Ayscoughfee Hall

Spalding title on offer at £8.5k starting price

You could be the next Lord or Lady of Spalding as the title is currently up for auction.

With a guide starting price of £8,500, the title is available through London-based Manorial Auctioneers.

The Marquess of Bristol owned the title after the original owners, the Carr family, had no male heir to pass it to.

Spalding features in the Domesday book which was produced after the survey of 1086. At the time the town belong to Ivo de Tailbois, Sheriff of Lincolnshire.

In 1086, Spalding had a population of around 1,310, based on 131 men and an estimate of ten people per household.

Robert Smith, spokesman for the auctioneers, said the title would be ideal for someone “who has everything” as it didn’t come with land rights.

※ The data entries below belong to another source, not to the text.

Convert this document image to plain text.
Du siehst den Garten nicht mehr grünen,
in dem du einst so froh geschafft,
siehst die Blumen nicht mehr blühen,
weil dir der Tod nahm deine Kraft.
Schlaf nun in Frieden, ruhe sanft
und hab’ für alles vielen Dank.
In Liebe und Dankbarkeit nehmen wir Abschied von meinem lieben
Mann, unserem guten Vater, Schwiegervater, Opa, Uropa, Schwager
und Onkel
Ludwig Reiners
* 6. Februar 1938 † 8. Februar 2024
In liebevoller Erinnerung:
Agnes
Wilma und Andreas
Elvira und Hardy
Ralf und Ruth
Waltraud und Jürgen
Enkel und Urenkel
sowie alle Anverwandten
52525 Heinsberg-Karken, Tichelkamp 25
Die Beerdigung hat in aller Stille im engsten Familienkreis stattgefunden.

Background information accompanying the details said the town had six fisheries at the time and an alder wood. Timber from the trees was resistant to rotting in water, which was important in an area which flooded regularly.

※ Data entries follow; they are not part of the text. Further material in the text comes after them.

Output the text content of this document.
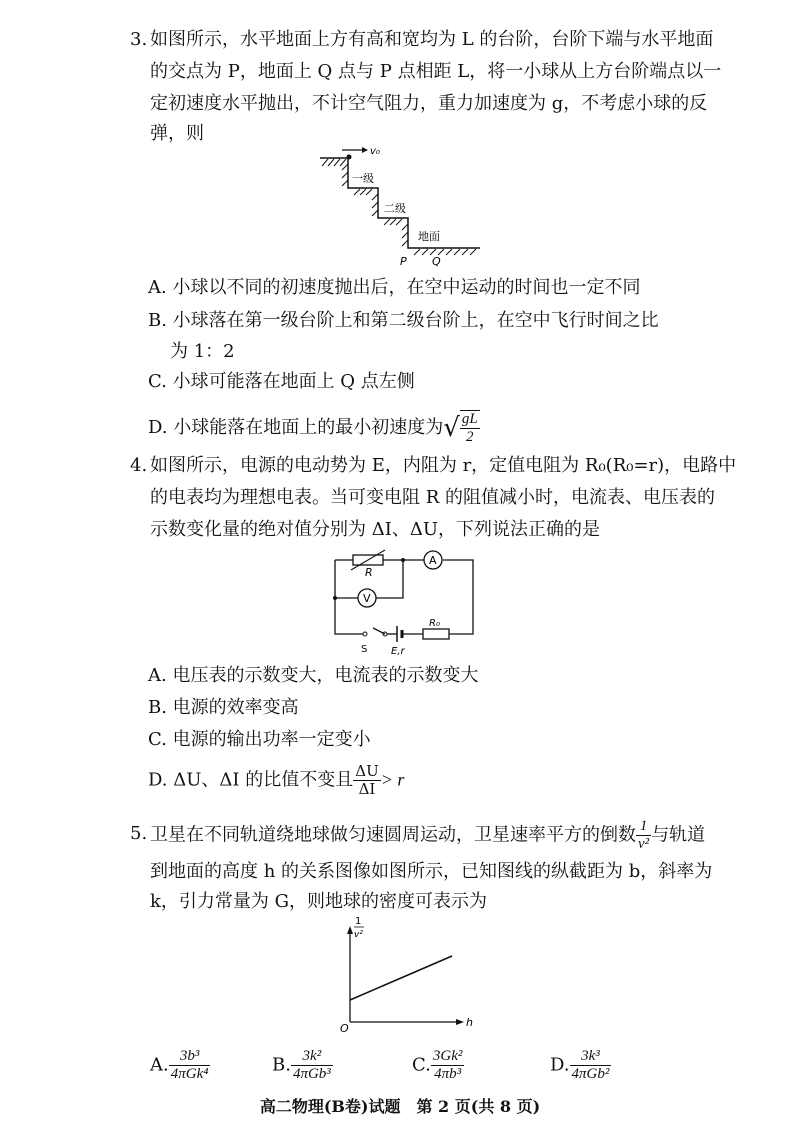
3. 如图所示，水平地面上方有高和宽均为 L 的台阶，台阶下端与水平地面
的交点为 P，地面上 Q 点与 P 点相距 L，将一小球从上方台阶端点以一
定初速度水平抛出，不计空气阻力，重力加速度为 g，不考虑小球的反
弹，则
v₀
一级
二级
地面
P Q
A. 小球以不同的初速度抛出后，在空中运动的时间也一定不同
B. 小球落在第一级台阶上和第二级台阶上，在空中飞行时间之比
为 1：2
C. 小球可能落在地面上 Q 点左侧
D. 小球能落在地面上的最小初速度为√ $\frac{gL}{2}$
4. 如图所示，电源的电动势为 E，内阻为 r，定值电阻为 R₀(R₀=r)，电路中
的电表均为理想电表。当可变电阻 R 的阻值减小时，电流表、电压表的
示数变化量的绝对值分别为 ΔI、ΔU，下列说法正确的是
A
R
V
S E,r
R₀
A. 电压表的示数变大，电流表的示数变大
B. 电源的效率变高
C. 电源的输出功率一定变小
D. ΔU、ΔI 的比值不变且 $\frac{\Delta U}{\Delta I} > r$
5. 卫星在不同轨道绕地球做匀速圆周运动，卫星速率平方的倒数 $\frac{1}{\text{v²}}$ 与轨道
到地面的高度 h 的关系图像如图所示，已知图线的纵截距为 b，斜率为
k，引力常量为 G，则地球的密度可表示为
1
v²
O	h
A. $\frac{\text{3b³}}{\text{4πGk⁴}}$	B. $\frac{\text{3k²}}{\text{4πGb³}}$	C. $\frac{\text{3Gk²}}{\text{4πb³}}$	D. $\frac{\text{3k³}}{\text{4πGb²}}$
高二物理(B卷)试题　第 2 页(共 8 页)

“Back in the Middle Ages, the most important corporations here were the abbey of Croyland and the priory of Spalding,” according to the details provided.

“The Romans almost certainly had a camp at Spalding when Britannia was part of their empire. In the 1830s, workmen accidentally unearthed 40 graves of Anglo-Saxons and Danes in Bridge Street.”

The sea once came to within a mile of the town centre and the Romans formed the old sea banks.

The Saxon earls of Mercia had their supreme courts in the town and between 1257 and 1501 some 80 “felons” were hanged.

The Spalding title is among a batch of 23 currently being offered by the auctioneers and is the only one from Lincolnshire.